A Shakespearean sonnet usually ends with a "turn" in the final couplet. This means that the subject of the first twelve lines is considered from a different perspective, or that the poet adds a new idea to the argument he has been making. In Sonnet 18, the poet has been comparing his beloved with a summer's day, to the advantage of the beloved. None of the factors which might spoil the summer's day are present in the addressee, who outshines it in every way.
The final point Shakespeare makes is that unlike the summer's day, the subject of his sonnet is immortal. This is a larger claim than the reader expects. It is true that young lovers last longer than summer's days, but they do not last forever. The poet, therefore, explains in the last two lines,
So long as men can breathe or eyes can see,
So long lives this, and this gives life to thee.
This is an unusually decisive turn. The subject changes from the beloved to the poem itself. As long as there are seeing, breathing men in the world, they will read this poem, and this poem gives life to the addressee.

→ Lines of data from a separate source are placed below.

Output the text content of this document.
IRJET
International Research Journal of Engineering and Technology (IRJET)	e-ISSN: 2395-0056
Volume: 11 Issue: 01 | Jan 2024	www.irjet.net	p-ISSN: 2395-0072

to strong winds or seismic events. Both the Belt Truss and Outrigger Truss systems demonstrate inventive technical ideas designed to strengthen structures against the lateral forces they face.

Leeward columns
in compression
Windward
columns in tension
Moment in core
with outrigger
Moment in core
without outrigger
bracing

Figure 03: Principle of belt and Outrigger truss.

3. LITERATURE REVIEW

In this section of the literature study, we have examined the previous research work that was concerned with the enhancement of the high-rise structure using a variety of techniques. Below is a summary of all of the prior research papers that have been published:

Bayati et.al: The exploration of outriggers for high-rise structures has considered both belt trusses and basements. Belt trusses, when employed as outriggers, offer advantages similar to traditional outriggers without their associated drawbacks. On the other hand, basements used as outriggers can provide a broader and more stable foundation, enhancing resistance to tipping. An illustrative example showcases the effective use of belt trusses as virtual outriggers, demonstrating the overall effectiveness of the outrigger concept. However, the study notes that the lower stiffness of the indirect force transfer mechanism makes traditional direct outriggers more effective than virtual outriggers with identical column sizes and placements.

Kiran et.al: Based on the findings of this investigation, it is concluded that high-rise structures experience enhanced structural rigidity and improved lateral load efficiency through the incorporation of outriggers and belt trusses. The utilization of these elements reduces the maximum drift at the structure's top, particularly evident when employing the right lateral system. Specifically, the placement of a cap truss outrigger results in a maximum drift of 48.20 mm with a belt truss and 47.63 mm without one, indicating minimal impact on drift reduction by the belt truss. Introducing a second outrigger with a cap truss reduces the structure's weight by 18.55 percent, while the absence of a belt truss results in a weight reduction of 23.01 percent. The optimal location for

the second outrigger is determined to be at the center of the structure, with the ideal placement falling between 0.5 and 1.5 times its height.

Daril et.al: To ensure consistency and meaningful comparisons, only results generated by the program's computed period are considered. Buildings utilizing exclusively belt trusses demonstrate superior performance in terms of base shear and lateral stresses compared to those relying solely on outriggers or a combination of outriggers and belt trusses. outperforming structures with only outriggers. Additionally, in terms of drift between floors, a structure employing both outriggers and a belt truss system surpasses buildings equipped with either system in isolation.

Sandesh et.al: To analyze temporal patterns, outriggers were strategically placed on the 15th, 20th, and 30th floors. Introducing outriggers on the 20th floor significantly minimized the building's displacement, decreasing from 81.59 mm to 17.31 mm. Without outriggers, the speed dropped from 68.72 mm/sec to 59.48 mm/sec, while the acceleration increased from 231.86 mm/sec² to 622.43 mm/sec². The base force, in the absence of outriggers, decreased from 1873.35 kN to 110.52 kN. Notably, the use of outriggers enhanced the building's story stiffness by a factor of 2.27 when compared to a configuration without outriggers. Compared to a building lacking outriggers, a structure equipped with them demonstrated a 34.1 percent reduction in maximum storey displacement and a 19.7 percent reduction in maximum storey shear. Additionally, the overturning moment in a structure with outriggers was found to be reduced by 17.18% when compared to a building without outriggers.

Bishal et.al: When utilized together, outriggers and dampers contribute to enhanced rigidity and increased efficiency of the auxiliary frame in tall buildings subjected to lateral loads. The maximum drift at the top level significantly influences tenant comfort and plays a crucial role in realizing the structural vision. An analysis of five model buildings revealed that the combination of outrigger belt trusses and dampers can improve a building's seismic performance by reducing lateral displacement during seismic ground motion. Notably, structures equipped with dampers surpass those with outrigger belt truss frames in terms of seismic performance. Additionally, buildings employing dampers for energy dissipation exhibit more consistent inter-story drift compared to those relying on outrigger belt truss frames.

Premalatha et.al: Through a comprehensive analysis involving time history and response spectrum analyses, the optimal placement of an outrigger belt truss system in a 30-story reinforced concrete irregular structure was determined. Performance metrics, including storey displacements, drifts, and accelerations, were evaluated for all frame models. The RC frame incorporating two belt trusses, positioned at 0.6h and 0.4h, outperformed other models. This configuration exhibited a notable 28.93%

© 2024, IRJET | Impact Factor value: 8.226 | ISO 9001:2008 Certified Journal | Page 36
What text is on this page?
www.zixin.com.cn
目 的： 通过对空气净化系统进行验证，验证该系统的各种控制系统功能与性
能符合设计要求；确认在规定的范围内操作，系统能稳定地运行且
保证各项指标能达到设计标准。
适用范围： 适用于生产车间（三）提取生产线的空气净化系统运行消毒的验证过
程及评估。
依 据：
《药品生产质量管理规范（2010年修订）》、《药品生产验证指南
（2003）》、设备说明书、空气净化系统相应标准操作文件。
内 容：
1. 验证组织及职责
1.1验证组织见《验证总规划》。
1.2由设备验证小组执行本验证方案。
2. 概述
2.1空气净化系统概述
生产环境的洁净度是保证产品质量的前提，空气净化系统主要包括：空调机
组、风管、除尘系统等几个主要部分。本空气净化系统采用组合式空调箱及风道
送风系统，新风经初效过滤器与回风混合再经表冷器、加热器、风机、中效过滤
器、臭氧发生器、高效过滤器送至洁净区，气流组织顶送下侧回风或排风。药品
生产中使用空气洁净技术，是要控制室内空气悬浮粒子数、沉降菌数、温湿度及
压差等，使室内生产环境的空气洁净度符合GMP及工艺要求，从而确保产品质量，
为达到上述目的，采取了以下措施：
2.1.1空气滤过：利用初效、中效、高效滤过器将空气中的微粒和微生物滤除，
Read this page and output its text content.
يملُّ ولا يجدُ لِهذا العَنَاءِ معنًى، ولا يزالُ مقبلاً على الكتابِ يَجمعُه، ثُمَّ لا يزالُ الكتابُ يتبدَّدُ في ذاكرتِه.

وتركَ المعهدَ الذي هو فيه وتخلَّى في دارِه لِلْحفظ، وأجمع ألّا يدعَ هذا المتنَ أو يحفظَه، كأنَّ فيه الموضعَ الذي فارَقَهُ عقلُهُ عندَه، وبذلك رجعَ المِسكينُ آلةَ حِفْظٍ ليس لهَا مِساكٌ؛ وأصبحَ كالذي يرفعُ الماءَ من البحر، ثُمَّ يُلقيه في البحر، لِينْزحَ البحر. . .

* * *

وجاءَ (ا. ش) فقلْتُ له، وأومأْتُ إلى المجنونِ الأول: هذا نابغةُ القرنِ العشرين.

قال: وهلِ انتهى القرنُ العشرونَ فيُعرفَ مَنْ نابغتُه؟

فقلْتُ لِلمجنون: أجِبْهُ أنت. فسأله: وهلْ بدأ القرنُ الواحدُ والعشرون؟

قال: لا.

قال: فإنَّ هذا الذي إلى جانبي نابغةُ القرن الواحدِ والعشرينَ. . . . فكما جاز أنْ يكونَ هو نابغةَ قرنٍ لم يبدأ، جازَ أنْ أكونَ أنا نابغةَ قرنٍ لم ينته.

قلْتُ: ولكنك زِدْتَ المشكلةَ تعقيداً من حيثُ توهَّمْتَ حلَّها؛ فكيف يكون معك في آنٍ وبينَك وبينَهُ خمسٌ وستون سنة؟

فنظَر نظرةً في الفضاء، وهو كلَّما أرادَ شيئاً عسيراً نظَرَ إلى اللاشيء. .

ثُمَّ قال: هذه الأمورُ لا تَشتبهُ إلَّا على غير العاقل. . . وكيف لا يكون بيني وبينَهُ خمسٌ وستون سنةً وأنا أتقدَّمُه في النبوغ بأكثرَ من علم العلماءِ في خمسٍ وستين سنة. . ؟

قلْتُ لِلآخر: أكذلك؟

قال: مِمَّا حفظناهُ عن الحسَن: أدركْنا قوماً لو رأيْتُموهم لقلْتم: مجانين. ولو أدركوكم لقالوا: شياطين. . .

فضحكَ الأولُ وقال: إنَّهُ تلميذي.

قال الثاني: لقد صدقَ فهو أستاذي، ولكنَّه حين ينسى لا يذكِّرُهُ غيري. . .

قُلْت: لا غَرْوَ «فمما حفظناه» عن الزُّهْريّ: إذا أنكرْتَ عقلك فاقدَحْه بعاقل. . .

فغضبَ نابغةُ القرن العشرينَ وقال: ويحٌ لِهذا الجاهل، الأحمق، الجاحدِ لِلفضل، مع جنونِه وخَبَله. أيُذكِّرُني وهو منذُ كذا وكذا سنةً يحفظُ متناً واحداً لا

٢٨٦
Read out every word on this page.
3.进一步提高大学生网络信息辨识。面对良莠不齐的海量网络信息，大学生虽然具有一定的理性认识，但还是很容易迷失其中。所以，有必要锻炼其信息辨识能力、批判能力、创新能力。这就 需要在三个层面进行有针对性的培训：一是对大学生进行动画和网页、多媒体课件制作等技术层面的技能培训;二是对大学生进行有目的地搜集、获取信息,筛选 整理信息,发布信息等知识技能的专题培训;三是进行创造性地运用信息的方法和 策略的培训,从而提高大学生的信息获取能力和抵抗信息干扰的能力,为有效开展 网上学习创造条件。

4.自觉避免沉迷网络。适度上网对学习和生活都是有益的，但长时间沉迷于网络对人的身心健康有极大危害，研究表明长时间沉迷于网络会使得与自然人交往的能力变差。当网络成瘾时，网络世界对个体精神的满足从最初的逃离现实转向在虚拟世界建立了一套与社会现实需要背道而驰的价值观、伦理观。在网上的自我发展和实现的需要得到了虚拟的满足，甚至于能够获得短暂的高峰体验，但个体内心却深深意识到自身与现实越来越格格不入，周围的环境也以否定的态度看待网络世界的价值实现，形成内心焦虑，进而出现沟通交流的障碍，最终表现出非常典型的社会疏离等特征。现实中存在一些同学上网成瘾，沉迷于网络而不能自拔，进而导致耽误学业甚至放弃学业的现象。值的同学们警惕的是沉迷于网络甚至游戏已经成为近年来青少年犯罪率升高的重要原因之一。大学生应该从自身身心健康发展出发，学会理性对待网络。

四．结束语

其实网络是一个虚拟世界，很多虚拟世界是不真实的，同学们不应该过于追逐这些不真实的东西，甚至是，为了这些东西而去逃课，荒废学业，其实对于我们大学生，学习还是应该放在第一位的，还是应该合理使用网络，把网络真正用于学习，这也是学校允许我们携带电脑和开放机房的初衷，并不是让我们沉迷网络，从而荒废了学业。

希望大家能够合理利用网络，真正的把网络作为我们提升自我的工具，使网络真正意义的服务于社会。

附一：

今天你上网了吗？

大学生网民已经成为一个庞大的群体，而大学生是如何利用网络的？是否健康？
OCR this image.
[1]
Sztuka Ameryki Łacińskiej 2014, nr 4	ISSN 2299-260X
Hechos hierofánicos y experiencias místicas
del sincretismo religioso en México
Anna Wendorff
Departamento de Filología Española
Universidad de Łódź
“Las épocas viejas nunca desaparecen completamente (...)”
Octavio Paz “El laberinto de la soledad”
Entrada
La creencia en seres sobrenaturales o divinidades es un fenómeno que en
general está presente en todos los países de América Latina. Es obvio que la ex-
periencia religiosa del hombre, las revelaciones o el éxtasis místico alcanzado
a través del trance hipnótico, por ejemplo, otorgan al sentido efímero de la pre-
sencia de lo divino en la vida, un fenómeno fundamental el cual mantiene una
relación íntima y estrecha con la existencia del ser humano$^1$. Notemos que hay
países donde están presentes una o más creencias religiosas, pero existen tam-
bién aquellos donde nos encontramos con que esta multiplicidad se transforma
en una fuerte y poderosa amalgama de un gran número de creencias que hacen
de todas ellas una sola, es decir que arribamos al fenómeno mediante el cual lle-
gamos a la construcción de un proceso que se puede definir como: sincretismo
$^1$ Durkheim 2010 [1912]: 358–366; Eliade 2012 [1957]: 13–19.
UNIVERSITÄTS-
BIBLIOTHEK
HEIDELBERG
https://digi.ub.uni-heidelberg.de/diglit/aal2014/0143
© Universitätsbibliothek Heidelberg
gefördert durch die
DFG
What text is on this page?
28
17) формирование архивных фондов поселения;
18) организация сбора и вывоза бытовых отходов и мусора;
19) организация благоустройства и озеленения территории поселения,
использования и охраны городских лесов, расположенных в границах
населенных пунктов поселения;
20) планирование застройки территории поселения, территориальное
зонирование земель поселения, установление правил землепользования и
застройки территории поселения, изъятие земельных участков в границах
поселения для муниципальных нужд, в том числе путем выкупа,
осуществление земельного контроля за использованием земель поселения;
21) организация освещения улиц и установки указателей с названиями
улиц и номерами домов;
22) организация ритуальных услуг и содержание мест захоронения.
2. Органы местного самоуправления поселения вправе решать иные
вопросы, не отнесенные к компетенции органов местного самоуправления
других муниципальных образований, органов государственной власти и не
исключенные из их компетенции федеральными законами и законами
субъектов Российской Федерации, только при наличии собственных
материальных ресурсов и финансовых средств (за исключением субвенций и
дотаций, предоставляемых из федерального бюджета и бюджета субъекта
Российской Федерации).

This change of focus is given an added point by the fact that the reader has just proved the first assertion correct (or at least reasonable) by reading the poem. It is, however, highly debatable whether the poem has given life to the beloved, since the reader learns nothing about them. Even the idea that the addressee is a young man rather than a woman is supplied by context from the other sonnets and is not discernible from this poem alone. The final couplet, therefore, not only changes the perspective of the reader to focus on the poem itself, but reveals how the poem and the poet's art have been the central themes throughout.